Estamos en una época de suma crisis, de mucho desconcierto, de inseguridades, de dolor, de pérdidas de valores y de recursos (unos y otros en cantidades ingentes), de falta de atenciones, de búsqueda de esencias en un período de mudanza que nos conduce a una absoluta transformación.
Es así, y duele que a veces tengamos que reconocer que nos superan las circunstancias. Es normal cuando se ponen en cuestión las bases, y nada crucial permanece como antes.
Dar al que no tiene, a quien posee menos que nosotros, a quien no consigue lo mínimo para vivir con dignidad, es una máxima que aparece en todas las religiones que se puedan calificar como tales en el mundo. Los últimos son el sostén de un ideario que trata de buscar, junto con la caridad en primera instancia, la justicia en el deambular cotidiano. En el frontispicio del comportamiento humano ha de palparse la generosidad. Sin ella no somos nada de valor. No es un tópico.

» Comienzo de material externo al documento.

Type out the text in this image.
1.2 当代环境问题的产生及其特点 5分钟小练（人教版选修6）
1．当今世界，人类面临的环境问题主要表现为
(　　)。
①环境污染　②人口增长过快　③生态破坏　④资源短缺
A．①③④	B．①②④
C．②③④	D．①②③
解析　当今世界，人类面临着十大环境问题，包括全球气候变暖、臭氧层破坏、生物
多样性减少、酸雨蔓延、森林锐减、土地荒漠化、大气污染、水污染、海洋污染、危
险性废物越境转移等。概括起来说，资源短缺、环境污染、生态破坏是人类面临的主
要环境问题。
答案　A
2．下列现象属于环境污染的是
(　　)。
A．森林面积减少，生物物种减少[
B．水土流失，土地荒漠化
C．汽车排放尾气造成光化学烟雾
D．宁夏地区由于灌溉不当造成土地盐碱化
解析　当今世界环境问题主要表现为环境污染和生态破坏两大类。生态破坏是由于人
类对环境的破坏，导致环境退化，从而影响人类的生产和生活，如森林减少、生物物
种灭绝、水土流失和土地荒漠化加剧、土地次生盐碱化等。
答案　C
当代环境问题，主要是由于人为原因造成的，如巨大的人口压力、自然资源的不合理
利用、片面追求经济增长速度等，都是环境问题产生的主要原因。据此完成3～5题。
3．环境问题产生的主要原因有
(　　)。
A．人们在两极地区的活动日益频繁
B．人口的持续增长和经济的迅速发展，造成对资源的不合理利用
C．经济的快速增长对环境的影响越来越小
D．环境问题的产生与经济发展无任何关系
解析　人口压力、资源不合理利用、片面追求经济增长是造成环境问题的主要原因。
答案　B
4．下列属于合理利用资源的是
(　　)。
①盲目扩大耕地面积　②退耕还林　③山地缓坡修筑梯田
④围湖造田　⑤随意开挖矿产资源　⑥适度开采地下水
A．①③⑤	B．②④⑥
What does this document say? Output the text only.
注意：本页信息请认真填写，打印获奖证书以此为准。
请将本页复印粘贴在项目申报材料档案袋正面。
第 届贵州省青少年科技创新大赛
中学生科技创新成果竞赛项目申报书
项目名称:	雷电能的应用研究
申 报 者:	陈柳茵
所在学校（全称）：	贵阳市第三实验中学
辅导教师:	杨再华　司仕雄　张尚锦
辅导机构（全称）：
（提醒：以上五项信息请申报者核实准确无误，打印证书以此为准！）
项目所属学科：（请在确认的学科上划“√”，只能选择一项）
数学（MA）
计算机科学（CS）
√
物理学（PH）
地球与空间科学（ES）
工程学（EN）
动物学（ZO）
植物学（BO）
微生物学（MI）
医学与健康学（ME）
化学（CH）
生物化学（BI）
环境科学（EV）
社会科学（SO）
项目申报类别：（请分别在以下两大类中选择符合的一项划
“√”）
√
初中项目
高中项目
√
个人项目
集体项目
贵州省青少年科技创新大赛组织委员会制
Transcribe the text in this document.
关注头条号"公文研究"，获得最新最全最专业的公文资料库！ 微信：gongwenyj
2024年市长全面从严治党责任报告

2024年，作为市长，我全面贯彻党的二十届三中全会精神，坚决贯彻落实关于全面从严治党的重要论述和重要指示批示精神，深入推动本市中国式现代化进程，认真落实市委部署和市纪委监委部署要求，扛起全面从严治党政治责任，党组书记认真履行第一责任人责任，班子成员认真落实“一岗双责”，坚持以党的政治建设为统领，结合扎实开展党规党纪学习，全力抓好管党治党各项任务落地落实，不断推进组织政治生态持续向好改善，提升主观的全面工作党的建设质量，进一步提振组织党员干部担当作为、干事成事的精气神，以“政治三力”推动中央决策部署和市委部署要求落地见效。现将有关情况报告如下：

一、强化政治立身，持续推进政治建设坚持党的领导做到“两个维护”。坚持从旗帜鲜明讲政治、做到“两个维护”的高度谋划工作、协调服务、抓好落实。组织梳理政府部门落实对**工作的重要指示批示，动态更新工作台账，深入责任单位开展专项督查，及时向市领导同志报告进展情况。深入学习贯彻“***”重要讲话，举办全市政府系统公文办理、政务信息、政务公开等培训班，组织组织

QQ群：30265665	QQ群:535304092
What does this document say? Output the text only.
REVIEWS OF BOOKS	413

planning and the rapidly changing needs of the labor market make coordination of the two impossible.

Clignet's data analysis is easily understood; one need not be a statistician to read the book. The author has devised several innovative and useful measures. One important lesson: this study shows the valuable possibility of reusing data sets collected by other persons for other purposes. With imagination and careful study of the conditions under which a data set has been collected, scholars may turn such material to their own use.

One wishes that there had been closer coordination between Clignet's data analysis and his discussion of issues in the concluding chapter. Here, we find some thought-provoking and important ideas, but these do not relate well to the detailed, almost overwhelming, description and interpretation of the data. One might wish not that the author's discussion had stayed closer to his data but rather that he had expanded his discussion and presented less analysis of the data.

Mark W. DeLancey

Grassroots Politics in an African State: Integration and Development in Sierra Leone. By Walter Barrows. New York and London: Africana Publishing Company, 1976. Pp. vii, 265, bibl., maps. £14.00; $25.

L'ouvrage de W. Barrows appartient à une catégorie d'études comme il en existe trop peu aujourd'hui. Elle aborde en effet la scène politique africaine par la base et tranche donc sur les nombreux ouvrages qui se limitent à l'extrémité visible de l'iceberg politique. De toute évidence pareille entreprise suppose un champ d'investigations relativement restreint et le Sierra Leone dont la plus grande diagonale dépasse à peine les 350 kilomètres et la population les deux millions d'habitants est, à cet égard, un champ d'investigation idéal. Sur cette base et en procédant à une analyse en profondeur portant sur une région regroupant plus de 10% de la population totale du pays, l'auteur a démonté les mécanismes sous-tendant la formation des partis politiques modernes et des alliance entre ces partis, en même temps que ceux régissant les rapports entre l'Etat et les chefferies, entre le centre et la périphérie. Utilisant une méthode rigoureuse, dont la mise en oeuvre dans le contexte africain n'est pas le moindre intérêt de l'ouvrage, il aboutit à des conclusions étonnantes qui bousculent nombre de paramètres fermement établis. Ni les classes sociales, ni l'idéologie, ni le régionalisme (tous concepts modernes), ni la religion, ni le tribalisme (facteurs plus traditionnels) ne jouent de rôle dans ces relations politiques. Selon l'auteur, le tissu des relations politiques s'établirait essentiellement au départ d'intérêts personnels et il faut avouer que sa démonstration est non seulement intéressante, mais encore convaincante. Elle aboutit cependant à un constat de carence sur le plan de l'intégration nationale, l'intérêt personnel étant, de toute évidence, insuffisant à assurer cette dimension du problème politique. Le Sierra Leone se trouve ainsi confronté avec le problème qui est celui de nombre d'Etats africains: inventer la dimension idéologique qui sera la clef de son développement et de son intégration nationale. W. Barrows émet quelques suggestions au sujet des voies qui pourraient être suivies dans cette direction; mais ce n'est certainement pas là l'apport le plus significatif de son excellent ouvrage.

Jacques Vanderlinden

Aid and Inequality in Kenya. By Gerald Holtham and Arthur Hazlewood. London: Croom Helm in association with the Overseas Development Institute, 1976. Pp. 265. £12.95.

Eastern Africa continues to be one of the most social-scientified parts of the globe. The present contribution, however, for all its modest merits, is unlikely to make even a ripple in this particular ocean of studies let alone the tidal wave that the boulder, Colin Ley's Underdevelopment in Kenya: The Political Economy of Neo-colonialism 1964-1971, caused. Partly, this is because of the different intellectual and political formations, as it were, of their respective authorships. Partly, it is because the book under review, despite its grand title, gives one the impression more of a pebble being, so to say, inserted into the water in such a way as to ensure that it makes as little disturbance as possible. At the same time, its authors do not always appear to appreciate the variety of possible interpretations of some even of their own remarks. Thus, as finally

Las riquezas son relativas. No lo olvidemos. Por mucho que tengamos, si no somos capaces de dar a los demás, como se dice en “Las sandalias del pescador”, de nada nos sirve. Hemos de implicarnos por cuantos constituyen esa parte de la sociedad que, por muchas circunstancias, tiende a vivir en una marginalidad creciente por y en un sistema que no siempre se corrige por sí mismo, aunque nos insistan en ello.
Procuremos, por ende, ciertas valentías y renunciemos a inercias de soledad y de prevenciones sin futuro. La vida supone cambios, mudanzas con los demás, persecución de mejorías compartidas. Todo lo que no sea solidario y societario está condenado a perderse irremisiblemente.
Por ello, el consejo es que comprobemos las amistades, fomentemos sus presencias, sus gozos, sus fortunas, sus enseñanzas, y, paralelamente, hagamos caso al corazón con la mirada puesta en el porvenir de todos, eso sí, sin renunciar ni menoscabar los derechos de las minorías.
Cuando vemos hoy en día a compañeros que pierden sus trabajos, a sectores completos que agonizan, cuando nos enfrentamos a una inseguridad y a un miedo que nos hacen ser más débiles aún, cuando nos faltan las agallas suficientes para pensar en el medio o largo plazo, e incluso el corto recorrido nos rompe en mil pedazos, cuando todo esto es así, hemos de cambiar las reglas para preservar lo mejor de cuanto hemos conseguido a lo largo de la historia.
Sin miedo
Fundamentalmente, hemos de pretender que no nos fallen esos aspectos básicos de amistad, de amor, de entrega, de renuncia por los otros, que hacen que las sociedades tengan suficiencia y futuro. Un entorno que vive de medias verdades, de dejar atrás a los más desfavorecidos, de enrocarse en lo inmediato y urgente en vez de en lo importante para el colectivo, está condenado a un fracaso de difícil arreglo, pues la zozobra es, en sí, un gran problema, el problema. Como subrayaba Franklin Delano Roosevelt, a lo que más hay que temer es a sufrir el propio miedo. No dejemos que éste, con asomos de desilusión, se mueva a sus anchas. Aceptar el fracaso o la pérdida de antemano nunca es la solución. Jamás lo es.
No hay nada que rentabilicemos más que la confianza, que la fe en lo que otros nos pueden aportar, y en lo que nosotros podemos realizar por los demás. Miremos, analicemos y comprobemos que es de esta guisa. Por eso nos alegramos tanto de los premios, galardones y reconocimientos que cosechan ONG y organizaciones de calado altruista, porque en ellos nos vemos, o nos queremos ver, todos. Reflejan lo mejor del ser humano. Las tareas cotidianas han de transcurrir por ahí, si queremos legar algo de sensatez y de valor a nuestros hijos.